ARN’s Ciaran Davis eyes OOH buy, and other deals, in bid for scale beyond radio
ARN CEO Ciaran Davis says digital radio and digital out-of-home make a powerful combination, and ARN's parent company has $250m up its sleeve to make a deal happen. Davis reckons it's a buyer's market and he's literally looking here, there and everywhere to make the right deal – and stand a better chance of taking on the digital platforms and Australia's growing walled gardens.
What you need to know:
- Consolidation is on the cards for ARN owner Here, There & Everywhere, with CEO Ciaran Davis scanning the market for ways to go multi-platform.
- Out-of-home is a key target. Digital OOH and digital radio have “great synergy”, reckons Davis.
- Junkee Media is not off the table: “We’d look at anything, to be honest.”
- Targeted advertising to digital audio listeners will bring in $10-15m this year – small, but double last year.
- HT&E releases its FY2021 HY results on Thursday.
We think radio and outdoor will work together. There are those in the industry that don't believe in that theory, but we do.
Here, There & Everywhere else?
Media owners must consolidate and build larger, multi-platform, addressable audiences that compete with Google and Facebook, ARN’s CEO Ciaran Davis says, openly admitting the cashed up digital audio business is eyeing acquisitions.
Junkee Media is on the table – but out-of-home is looking more appealing, he told Mi3.
“If you look at if you look at out-of-home and radio, I think they're the two that actually will benefit in the longer term as mediums because I think they're very relevant and will stay relevant from a listener and a consumer perspective,” Davis says.
“The more digital audio we're producing and creating, combined with the more digital screens we're creating, I believe there's great synergy between the two of those – if you overlay them with a very good data proposition. The sectors themselves have positives outlooks going forward. And the potential of closer alignment is something that we think... will work together.
He said some in industry "don't believe that theory, but we do". As oOh!Media aims to offload Junkee Media, Davies said "we would look at it, we'd look at anything to be honest”.
Cash buyer
In May, Here, There & Everywhere, the parent company of ARN – of which Davis is also CEO, sold its stake in mobile messaging software company Soprano Design to a Scandinavian buyer, ending up with an estimated $250 million in cash and shares. While HT&E has scale in audio – the iHeartRadio app has about two million registered users and broadcasts to 5.5m Australians per week – it lacks multi-platform size of one of its radio rivals, Nine.
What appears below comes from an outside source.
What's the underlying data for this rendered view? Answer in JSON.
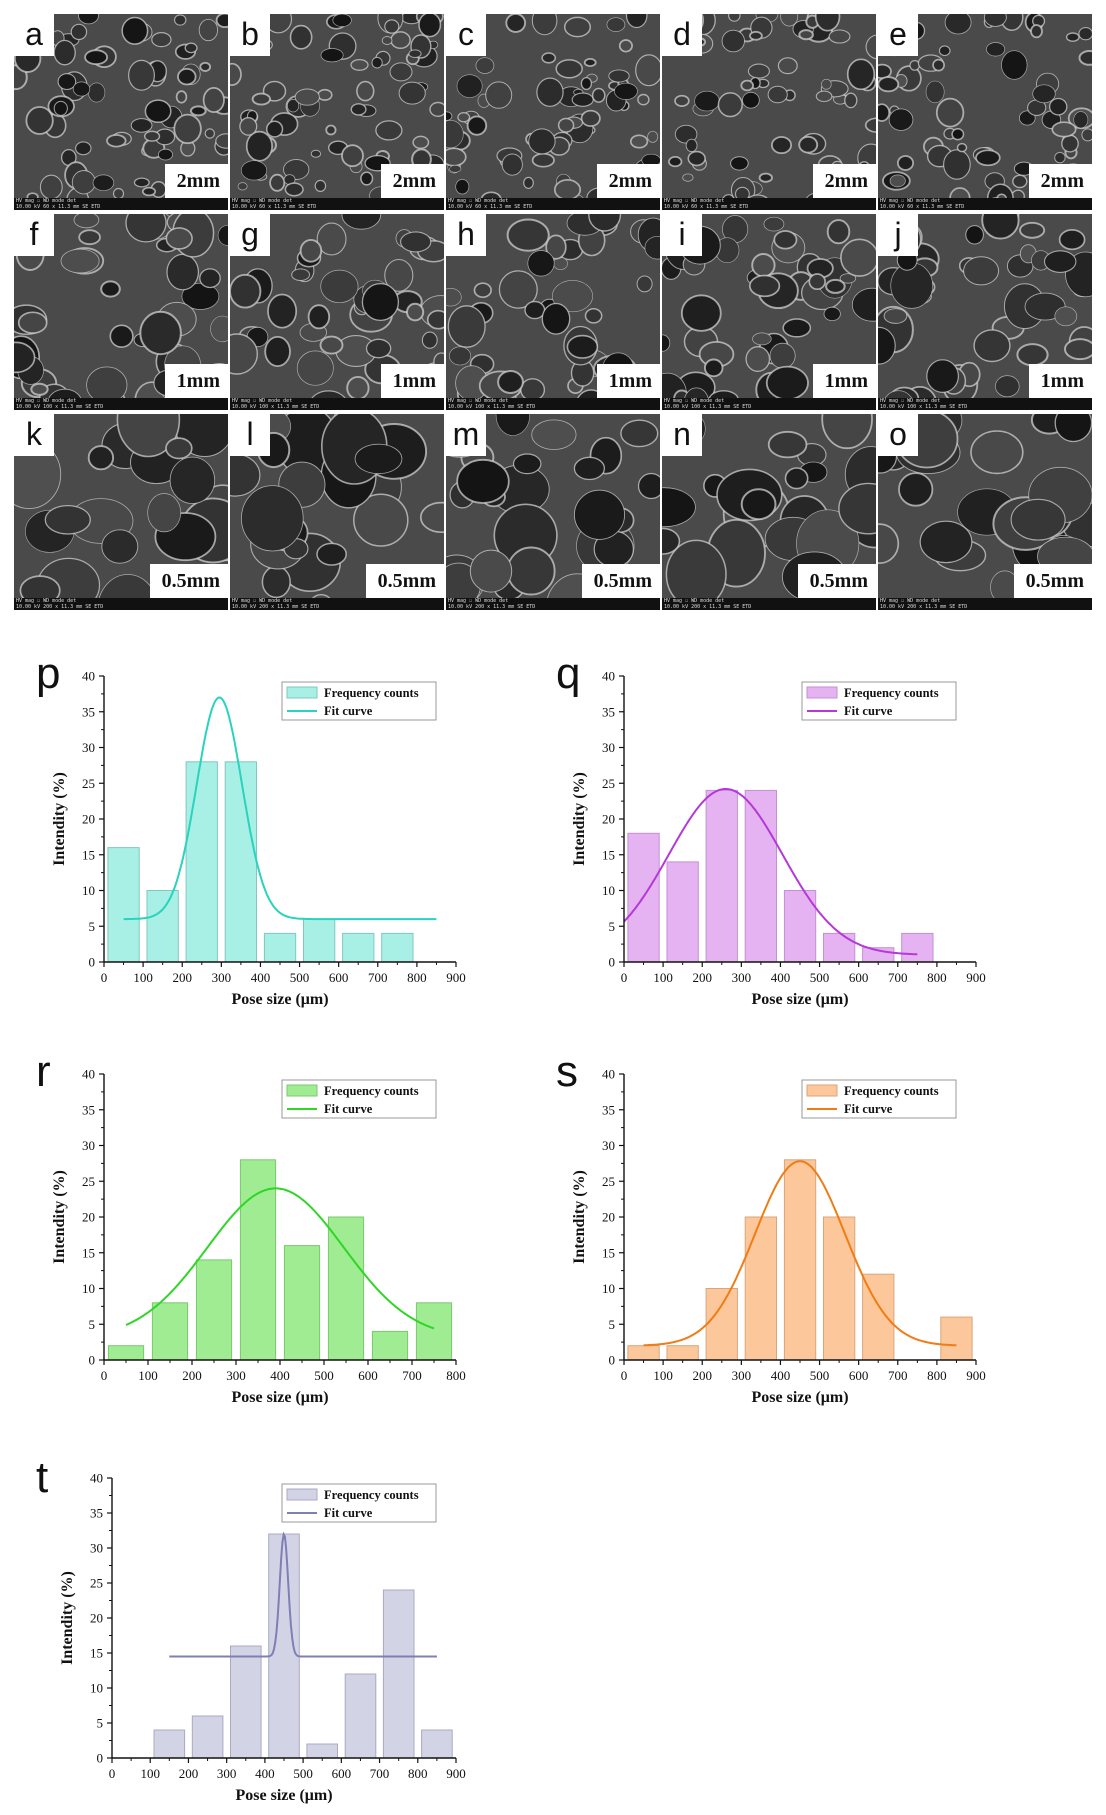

“I think if you look at the theses of consolidation, it's really with a view to what CMOs and brands and agencies want from media owners in the next number of years. They want scale, they want multi-platform content delivery, they want ease of trading, and they want an addressable ID and data,” Davis said.
“Media organisations, we're all on a push to try and get all four of those, but that's not possible sometimes when you're focused on one particular sector. I think, to be fair, what Nine has done is demonstrate that when you can offer scale, multi-platform, addressable data and make it easier to trade, then that’s how you can compete with YouTube, Google and Facebook, which is really important for the advertising sector in Australia. That's the thesis... whatever opportunities we have where we can integrate and expand that audience further, we will definitely look at."
Bargain hunting
HT&E bought a five per cent stake in oOh!Media for $15m in early 2020. As some businesses are struggling with lockdowns, distressed assets present potential opportunities, Davis said.
“There are a lot of businesses out there that have balance sheets that are not the healthiest. We're lucky that we have a very strong balance sheet and cash on hand.
“We continue to look at the right opportunities at the right time, because as a board, as a business, we do believe we've got to have scale and multi-platform, more addressable IDs and be easier to trade with.”
HT&E will release its 2021 financial year half yearly results this week. The most recent lockdowns have not hit ad revenues as hard as last year, while audiences remain strong.
"We’re not seeing the level of cancelations that we saw this time last year. Yes, there’s been some slowing down of bookings as people wait to see when we come out of lockdown, and the stop-start nature of lockdowns doesn’t help confidence, but this is certainly not what we saw this time last year," said Davis.
Targeting improvements
ARN rebranded earlier this month from Australian Radio Network to simply the acronym, reflecting its intended shift towards digital audio over radio – although radio remains its bread and butter, for now.
"About 61 per cent of listening to iHeart is still listening to radio output. Catch up radio is increasingly very popular," said Davis.
There are more targeted ads entering the market, with Adobe integration, audience segmentation is getting more effective, he suggested. SMEs are returning to radio after trialling Facebook and Google and finding them to be less effective than radio, he added.
"[Digital audio] is not huge revenue for us at the moment, it’s a learning curve. We’re turning a traditional radio broadcast business into a digital audio business, that’s quite exciting to me," he says.
"We’ll do something between $10m and $15m on digital audio revenue this year. So it’s sizeable, that’s double last year, but that’s off a small base."
But an OOH deal could bring far more substantial gains, and Davis thinks it remains a buyer's market.